On December 22, 2022, pursuant in part to Code of Civil Procedure section 916, SCPMG moved for a stay of the action pending the resolution of Owens's appeal. On January 20, 2023, the court granted SCPMG's stay motion.
On November 16, 2022, the trial court granted a motion for summary judgment as to the Kaiser entities other than SCPMG.
On appeal, Owens contends that the trial court erred in granting a stay of all proceedings, rather than only enforcement of the disqualification order, and asks this court to lift the stay of the action. She also asks this court to direct the trial court to update its docket to reinstate references to White as Owens's counsel of record. Pointing out the trial court's docket makes no references to White as either her current or former counsel of record, she argues the court's removal of such references violates the automatic stay of enforcement of the disqualification order pending its appeal.
Owens, however, already raised those issues in a writ petition filed with this court. We considered and denied that petition in March 2023.

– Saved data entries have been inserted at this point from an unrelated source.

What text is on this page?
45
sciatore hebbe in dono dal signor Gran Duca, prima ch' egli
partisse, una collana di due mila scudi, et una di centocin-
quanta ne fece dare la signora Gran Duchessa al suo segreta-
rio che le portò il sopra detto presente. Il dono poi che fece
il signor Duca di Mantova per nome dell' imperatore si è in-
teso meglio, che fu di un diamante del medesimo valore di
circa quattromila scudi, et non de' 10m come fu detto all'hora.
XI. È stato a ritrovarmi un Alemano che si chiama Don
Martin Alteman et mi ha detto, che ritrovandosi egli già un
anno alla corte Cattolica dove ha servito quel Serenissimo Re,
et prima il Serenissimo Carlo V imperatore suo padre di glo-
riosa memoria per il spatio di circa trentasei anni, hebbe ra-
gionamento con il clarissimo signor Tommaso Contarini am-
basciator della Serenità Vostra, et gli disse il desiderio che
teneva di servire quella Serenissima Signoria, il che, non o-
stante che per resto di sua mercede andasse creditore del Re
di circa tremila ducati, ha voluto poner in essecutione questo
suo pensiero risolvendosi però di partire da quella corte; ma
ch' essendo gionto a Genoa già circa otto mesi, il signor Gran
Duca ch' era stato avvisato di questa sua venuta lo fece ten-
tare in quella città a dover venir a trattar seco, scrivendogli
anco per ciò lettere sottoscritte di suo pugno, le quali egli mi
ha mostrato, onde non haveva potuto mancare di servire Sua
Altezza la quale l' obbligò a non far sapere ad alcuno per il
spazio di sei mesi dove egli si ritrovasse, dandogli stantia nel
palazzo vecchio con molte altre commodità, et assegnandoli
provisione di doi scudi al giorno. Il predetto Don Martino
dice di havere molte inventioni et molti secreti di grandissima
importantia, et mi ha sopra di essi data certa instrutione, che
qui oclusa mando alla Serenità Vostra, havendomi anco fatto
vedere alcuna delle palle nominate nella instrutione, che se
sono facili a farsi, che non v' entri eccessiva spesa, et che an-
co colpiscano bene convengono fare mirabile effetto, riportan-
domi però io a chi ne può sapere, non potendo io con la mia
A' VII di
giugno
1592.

In any event, in her notice of appeal Owens only identified the November 16, 2022 disqualification order. She did not indicate she was appealing the trial court's January 20, 2023 order granting SCPMG's motion for stay of the action. Similarly, her notice of appeal did not mention any trial court order on her January 12, 2023 request to reinstate references to White in the trial court's docket. Thus, setting aside whether those orders, if any, would constitute appealable orders under Code of Civil Procedure section 904.1, Owens's failure to mention them in her notice of appeal deprives this court of jurisdiction to review them. (See Dakota Payphone, LLC v. Alcaraz (2011) 192 Cal.App.4th 493, 504 [appellate court's "[j]urisdiction . . . is limited in scope to the notice of appeal"]; see also Filbin v. Fitzgerald (2012) 211 Cal.App.4th 154, 173 ["[t]he policy of liberally construing a notice of appeal in favor of its sufficiency [citation] does not apply if the notice is so specific it cannot be read as reaching a judgment or order not mentioned at all"].) We thus dismiss Owens's appeal of the January 20, 2023 order staying the action, as well as her appeal relating to her January 12, 2023 request to reinstate references to White as her former and/or current counsel of record in the trial court's docket.
In her appellate briefing, Owens asserts that there was no order on her request to reinstate references to White in the trial court's docket, and we are aware of none in the appellate record. We observe Owens's request did not indicate any hearing date and was filed after SCPMG moved to stay the action.
DISPOSITION
Owens's appeal of the trial court's order granting SCPMG's motion to stay the action, as well as her appeal relating to her request to reinstate references to White as her counsel of record in the trial court's docket, are dismissed. We affirm the order granting Kaiser's motion to disqualify White and the Law Offices of Twila S. White. Kaiser is entitled to recover its costs on appeal.
We concur: SEGAL, Acting P. J. FEUER, J.
[*] Judge of the San Bernardino County Superior Court, assigned by the Chief Justice pursuant to article VI, section 6 of the California Constitution.